Hal terpenting ketika saya dipercaya untuk menjadi juri lomba, saya hilangkan subjektivitas. Saya benar-benar objektif dalam menyimak para peserta lomba saat membacakan materi lomba. Kriteria penilaian harus saya kuasai. Mulai dari lagu, makhraj, adab dan sebagainya.Â
Saya bersyukur, saat sekolah dulu sering menjadi duta sekolah untuk cabang lomba yang sama. Jadi, saya tahu hal apa saja yang harus diperhatikan saat menjadi juri lomba MTQ.
Dulu saya sering diajari oleh guru yang melatih MTQ bagaimana adab membawa Al Qur'an, sikap saat lomba dan sebagainya.Â
Meski begitu, menjadi juri lomba MTQ bukan perkara yang mudah. Paling tidak, juri harus tahu beda antara tilawah dan Tartil karena tidak semua orang bisa membedakan. Terbukti saat lomba MTQ berlangsung, ternyata ada peserta yang suara bening, dan makhrajnya bagus. Akan tetapi lagu yang dibawakan tepat untuk lomba Tartil Al Quran.

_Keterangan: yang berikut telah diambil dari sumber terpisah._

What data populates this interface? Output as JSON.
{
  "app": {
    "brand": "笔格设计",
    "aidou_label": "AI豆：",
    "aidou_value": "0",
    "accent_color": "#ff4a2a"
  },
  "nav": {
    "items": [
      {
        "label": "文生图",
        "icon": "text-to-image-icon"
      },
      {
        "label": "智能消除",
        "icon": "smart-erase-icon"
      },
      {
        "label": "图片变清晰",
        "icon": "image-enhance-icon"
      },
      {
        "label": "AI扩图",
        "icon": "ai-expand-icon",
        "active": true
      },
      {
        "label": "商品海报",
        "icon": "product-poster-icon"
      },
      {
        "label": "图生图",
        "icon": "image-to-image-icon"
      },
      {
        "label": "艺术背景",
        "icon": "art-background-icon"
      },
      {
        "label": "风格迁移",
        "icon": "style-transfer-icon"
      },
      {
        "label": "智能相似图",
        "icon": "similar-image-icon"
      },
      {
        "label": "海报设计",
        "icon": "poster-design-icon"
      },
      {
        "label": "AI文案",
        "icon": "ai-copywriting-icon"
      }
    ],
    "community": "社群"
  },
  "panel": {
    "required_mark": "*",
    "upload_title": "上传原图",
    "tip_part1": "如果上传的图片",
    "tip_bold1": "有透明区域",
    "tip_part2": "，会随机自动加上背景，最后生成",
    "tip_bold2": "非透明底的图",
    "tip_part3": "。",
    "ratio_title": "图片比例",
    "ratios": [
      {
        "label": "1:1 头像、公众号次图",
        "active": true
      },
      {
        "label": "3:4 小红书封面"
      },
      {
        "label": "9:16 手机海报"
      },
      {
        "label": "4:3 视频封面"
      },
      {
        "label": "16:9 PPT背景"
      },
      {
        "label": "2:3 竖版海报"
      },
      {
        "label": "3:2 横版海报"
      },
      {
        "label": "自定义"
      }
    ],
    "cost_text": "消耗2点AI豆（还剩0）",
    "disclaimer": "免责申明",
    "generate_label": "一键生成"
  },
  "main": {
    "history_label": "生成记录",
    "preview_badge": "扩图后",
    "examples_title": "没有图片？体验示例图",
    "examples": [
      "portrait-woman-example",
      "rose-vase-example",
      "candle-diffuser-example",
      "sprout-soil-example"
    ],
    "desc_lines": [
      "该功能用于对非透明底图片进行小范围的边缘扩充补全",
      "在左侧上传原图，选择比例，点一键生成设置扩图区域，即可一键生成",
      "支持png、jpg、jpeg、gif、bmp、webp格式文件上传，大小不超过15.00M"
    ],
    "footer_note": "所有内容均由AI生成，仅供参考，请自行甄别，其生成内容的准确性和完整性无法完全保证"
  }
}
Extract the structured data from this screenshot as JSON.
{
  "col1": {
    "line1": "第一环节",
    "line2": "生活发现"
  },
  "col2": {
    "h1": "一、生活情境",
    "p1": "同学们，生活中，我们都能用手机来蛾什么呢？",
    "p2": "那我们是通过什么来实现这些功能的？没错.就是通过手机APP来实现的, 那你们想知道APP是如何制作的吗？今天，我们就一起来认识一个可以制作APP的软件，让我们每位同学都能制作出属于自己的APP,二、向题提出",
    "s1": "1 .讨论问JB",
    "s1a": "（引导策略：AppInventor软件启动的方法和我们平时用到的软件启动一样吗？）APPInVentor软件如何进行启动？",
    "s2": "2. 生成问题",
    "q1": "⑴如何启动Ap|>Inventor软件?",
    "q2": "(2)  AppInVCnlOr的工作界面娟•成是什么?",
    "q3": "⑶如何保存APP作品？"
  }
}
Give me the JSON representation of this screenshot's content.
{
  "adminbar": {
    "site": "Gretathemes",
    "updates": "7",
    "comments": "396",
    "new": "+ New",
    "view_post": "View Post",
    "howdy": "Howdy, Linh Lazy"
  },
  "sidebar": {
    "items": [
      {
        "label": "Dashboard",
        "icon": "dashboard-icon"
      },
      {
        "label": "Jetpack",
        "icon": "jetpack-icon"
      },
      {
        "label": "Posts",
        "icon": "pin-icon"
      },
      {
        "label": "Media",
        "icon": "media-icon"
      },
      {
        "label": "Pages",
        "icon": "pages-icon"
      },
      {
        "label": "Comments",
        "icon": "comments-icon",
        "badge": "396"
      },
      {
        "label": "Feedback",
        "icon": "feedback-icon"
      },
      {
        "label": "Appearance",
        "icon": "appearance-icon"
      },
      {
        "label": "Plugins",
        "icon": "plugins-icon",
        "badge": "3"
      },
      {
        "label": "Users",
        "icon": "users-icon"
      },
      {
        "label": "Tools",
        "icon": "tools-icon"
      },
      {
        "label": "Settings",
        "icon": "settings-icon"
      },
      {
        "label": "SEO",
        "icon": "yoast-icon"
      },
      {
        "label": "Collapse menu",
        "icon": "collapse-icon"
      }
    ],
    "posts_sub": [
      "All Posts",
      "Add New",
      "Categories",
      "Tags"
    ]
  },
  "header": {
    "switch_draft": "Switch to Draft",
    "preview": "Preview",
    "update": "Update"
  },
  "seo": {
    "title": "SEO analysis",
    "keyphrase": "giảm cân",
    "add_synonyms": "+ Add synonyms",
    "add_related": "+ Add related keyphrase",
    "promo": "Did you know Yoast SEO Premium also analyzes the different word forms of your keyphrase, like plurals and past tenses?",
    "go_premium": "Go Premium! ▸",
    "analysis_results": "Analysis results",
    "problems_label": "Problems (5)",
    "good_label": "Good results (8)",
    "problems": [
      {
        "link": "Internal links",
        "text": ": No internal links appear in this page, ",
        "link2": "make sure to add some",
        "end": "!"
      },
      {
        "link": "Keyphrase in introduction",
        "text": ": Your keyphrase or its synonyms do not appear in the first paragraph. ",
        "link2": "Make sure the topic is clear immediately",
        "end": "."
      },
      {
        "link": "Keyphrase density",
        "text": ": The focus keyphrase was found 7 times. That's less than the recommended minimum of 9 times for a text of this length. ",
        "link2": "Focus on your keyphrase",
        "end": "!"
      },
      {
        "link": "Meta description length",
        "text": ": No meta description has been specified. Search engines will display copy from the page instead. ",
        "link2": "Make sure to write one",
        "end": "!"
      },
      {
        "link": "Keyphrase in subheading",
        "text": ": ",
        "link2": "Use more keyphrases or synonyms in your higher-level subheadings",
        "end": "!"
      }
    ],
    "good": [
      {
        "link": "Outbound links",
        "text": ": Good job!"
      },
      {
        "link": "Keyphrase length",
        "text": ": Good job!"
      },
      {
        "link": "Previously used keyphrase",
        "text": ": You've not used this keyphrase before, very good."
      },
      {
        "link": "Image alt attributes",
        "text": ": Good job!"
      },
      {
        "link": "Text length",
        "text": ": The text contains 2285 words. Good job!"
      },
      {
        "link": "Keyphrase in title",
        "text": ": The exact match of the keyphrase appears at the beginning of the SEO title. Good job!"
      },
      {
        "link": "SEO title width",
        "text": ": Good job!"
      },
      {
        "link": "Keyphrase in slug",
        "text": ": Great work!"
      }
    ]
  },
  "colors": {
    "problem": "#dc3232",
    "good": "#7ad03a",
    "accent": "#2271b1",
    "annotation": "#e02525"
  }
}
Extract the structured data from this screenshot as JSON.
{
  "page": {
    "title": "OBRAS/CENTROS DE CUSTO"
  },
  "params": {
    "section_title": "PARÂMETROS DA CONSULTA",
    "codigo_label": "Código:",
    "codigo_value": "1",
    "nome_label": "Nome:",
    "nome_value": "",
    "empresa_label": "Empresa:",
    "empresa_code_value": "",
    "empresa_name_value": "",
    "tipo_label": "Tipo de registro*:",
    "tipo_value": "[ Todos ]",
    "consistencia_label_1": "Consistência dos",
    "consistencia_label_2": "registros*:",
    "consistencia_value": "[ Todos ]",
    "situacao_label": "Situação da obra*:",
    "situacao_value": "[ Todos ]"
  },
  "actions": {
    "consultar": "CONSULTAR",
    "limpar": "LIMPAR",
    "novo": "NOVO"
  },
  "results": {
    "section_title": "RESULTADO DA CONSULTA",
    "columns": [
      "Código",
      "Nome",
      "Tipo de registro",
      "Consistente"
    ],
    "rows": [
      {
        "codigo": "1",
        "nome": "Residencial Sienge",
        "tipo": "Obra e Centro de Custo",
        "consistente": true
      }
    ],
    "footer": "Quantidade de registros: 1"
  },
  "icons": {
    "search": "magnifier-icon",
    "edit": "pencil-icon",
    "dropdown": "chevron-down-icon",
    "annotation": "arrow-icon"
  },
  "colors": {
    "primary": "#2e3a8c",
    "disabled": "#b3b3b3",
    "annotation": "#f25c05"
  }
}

Jujur saja, juri lain ---juri tiap cabang lomba ada tiga orang--- memberikan nilai yang sama dengan nilai peserta lain. Meski saat menyimak saya dan teman juri lain itu sempat mengobrol kalau peserta tadi salah masuk cabang lomba. Dia bukan membaca tilawah tetapi Tartil, begitu inti percakapan kami.
Pada akhirnya, saya dan juri lainnya memutuskan untuk menjadikan peserta yang salah masuk cabang lomba itu menjadi Juara II. Padahal peserta yang menjadi Juara I suaranya belum begitu maksimal.
Mengapa kami mengambil keputusan tersebut? Alasan utama, kami tidak mau mempermalukan diri dan penyelenggara lomba MTQ di tingkat Gugus. Kalau kami nekad memenangkan peserta yang salah masuk cabang lomba tadi, sudah pasti di tingkat Kapanewon atau kecamatan akan tersingkir duluan. Kami menghindari pandangan bahwa juri MTQ tingkat Gugus tidak tahu tilawah.
Kami percaya bahwa peserta yang menjadi juara I di tingkat Gugus bisa berlatih maksimal, bagaimanapun hasilnya nanti. Paling tidak, peserta ini tinggal memoles dan membenahi lagu dalam tilawahnya. Kami tinggal memberikan masukan kepada guru atau pelatihnya lebih maksimal dalam melatih anak didiknya.